Sunday, October 13, 2013
Sidelined by Kendra Highley
After being pushed to excel her entire life, high school basketball star Genna Pierce is finally where she wants to be. University scouts are taking notice, her team is on its way to the state tourney, and Jake Butler, the hot boy she's daydreamed about since ninth grade, is showing some definite interest. When he asks her out and their relationship takes off, Genna believes things can't get better.
Then, it's over.
A freak accident ends her career before it's even begun. Her parents are fighting more than ever, her friends don't understand what she's going through, and she's not sure who she is without basketball. And while he tries to be there for her, Genna doesn't understand how Jake could ever want the broken version of the girl he fell for.
Her life in a tailspin, Genna turns to the only solace that eases her pain: Vicodin.
Amazon | B&N | Kobo
This book hooked me from the beginning. Genna's voice is realistic and engaging. I loved her drive and what a kick-butt girl she was in a very real way (no kicking monster butt, but she could tear it up on the basketball court). She's got an amazing best friend who isn't the so-bubbly-you-want-to-scream variety and her new boy friend is pretty much a typical guy. In short, the characters are so real you could touch them and entirely three dimensional.

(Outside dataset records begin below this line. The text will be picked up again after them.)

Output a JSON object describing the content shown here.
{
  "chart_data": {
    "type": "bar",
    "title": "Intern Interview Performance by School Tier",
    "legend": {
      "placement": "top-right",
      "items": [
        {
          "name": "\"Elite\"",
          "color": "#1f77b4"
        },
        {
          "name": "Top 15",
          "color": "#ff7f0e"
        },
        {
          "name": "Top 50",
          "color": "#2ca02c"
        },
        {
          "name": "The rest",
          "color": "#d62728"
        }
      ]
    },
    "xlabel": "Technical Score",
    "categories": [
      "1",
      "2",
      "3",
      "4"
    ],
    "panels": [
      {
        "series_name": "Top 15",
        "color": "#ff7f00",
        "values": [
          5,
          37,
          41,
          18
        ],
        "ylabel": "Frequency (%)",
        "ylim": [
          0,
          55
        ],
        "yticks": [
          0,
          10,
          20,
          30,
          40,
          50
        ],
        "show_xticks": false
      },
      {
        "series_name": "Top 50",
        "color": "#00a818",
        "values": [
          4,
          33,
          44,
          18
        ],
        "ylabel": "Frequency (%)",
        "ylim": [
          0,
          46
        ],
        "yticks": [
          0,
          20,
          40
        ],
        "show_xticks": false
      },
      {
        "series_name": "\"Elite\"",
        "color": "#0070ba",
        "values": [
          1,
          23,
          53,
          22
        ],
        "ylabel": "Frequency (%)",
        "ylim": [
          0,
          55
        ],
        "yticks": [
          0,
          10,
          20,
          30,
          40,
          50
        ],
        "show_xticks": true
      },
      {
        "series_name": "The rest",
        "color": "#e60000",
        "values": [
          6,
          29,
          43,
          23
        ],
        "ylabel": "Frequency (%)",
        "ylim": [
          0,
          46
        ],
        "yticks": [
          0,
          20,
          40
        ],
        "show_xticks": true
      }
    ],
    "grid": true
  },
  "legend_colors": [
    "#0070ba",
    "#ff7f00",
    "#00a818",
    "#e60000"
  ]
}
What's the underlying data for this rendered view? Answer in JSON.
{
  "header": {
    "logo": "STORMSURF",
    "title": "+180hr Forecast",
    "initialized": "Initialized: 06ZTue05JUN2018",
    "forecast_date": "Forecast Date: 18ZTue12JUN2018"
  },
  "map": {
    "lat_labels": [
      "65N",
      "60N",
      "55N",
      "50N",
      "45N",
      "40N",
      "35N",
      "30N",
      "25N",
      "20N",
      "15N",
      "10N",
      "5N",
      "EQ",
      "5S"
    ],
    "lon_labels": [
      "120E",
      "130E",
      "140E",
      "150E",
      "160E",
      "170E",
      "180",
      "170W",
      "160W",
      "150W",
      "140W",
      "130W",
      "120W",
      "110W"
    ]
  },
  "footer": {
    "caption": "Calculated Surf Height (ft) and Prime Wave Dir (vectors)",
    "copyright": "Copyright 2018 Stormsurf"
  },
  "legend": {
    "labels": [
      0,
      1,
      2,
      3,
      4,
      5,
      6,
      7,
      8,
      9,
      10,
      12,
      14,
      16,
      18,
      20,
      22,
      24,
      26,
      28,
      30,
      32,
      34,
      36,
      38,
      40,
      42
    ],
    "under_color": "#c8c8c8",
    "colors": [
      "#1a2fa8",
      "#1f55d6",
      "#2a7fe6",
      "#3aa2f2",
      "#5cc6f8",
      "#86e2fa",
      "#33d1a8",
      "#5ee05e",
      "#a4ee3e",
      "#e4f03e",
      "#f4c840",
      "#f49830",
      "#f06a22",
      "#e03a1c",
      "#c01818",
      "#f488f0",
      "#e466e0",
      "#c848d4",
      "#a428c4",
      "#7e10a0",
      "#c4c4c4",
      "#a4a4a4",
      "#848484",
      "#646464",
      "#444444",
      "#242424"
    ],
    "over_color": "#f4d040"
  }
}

As you can tell from the blurb, reading this book is like watching a train wreck happen in really slow motion. Genna starts with the Vicodin to drown out the emotional pain more than the physical pain from breaking her leg: the loss of basketball, her mother's betrayal, the embarrassment and feelings of inadequacy. At first, it doesn't seem like her prescription use is all that bad, which is exactly what Genna is thinking. But the more Genna starts to react like an addict, the more we can see what a hold it has on her life.
I'm not going to say that this was a feel-good read. It did end well, but there were painful moments along the way. I think an errant tear even escaped my eye toward the end. As an "issue" book, however, I'd say it's first rate. I think it's important for teens dealing with addiction to see that things are not hopeless and it will get better. But it will take hard work and you've got to accept the support of the people trying to help.
If you or a teen you know could benefit from this book, it's definitely worth a read. The writing to top-notch and the characters compelling. You'll even get to meet some LGBT characters in this one too. Bonus "issue" points!
Thanks to Entangled Teen for providing me with a review copy in exchange for my honest review. This did not have any effect on my opinions.